Costi alle stelle per acqua a privati nel Lazio, commenta la Nieddu


La vice responsabile regionale dell’Italia dei Diritti:
“Attorno alla gestione del servizio idrico ruotano intrecci fra politica e imprenditoria privata, come testimoniano le vicende di Latina dal 2002 ad oggi”


Roma - La privatizzazione dell’acqua ha portato una stangata alle famiglie, soprattutto quelle laziali, che segnano un aumento oltre la media nazionale, fino al 200%. Lo rivela una denuncia di Cittadinanza attiva dalla quale si evince che, secondo gli ultimi dati pubblicati, nel Lazio si registrano incrementi in bolletta che superano la media nazionale: +11,9% contro il 6,7%. Commenta questi dati Anna Nieddu, vice responsabile regionale dell’Italia dei Diritti: “Questi rincari mostrano la tendenza a degenerare, di una situazione già grave e, in quanto tale, avversata e combattuta da anni, a quanto pare però, inutilmente”.
“Il problema principale – continua la Nieddu – sta nei grandi interessi che ruotano attorno alla gestione del servizio idrico ed agli intrecci fra politica ed imprenditoria privata, come le vicende di Latina dal 2002 ad oggi illustrano efficacemente.

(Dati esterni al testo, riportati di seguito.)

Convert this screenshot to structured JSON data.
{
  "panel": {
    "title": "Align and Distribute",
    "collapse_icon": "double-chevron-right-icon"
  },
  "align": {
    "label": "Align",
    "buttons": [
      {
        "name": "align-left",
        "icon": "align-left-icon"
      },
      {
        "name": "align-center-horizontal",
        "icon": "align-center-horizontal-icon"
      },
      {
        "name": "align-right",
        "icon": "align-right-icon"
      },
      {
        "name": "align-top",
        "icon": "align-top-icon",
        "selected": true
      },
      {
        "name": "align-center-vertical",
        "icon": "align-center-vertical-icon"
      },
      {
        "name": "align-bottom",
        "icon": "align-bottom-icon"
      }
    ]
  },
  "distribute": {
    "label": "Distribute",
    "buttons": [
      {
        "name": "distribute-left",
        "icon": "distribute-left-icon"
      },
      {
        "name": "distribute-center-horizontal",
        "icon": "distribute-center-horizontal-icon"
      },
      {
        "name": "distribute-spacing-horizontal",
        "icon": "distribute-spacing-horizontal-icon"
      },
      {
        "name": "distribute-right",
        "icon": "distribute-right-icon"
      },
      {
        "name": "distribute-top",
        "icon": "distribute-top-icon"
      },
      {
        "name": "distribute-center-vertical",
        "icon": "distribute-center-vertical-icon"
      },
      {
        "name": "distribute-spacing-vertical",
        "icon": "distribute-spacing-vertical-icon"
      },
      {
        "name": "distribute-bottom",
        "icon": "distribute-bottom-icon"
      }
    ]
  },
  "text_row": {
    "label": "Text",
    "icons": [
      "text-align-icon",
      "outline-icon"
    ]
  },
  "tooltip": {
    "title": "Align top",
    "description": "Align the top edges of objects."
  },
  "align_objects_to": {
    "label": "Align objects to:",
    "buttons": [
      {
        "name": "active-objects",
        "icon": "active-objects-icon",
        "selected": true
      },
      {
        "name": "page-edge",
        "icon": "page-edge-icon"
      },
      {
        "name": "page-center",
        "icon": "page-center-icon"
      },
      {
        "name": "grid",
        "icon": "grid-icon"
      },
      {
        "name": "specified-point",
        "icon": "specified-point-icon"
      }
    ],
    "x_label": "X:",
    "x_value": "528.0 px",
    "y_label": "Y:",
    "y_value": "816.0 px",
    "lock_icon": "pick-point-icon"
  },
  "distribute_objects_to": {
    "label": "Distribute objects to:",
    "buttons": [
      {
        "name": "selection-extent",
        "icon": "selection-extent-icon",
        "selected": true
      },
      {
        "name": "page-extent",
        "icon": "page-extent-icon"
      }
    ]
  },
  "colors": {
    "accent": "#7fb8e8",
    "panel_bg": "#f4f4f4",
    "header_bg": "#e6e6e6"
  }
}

Per non parlare dei complessi episodi societari in cui si spartiscono percentuali di gestione di un bene naturalmente pubblico”.
La referente regionale del movimento fondato da Antonello De Pierro sostiene che, a fronte dei rincari delle tariffe, “i gestori non hanno dato attuazione ai piani di investimento previsti per la creazione e la manutenzione delle infrastrutture idriche e fognarie e, se pochi sono stati, in questi anni, i lavori cantierati, ancora meno sono quelli ultimati ed efficienti”.
“Al danno si aggiunge la beffa – incalza la Nieddu - della presunta riduzione dell’impegno finanziario da parte degli enti pubblici, sdoganata come punto di forza della privatizzazione. Comuni e Regione hanno continuato a stanziare cifre enormi, pur a fronte dei limitati investimenti realizzati dalla società di gestione”.
L’esponente dell’organizzazione extraparlamentare torna a puntare il dito sull’importanza dell’imminente weekend elettorale: “Non resta che attendere l’esito del referendum, con l’augurio che sia positivo e consenta di scardinare le ulteriori difficoltà alla pubblicizzazione dell’acqua introdotte da Tremonti nel 2008”.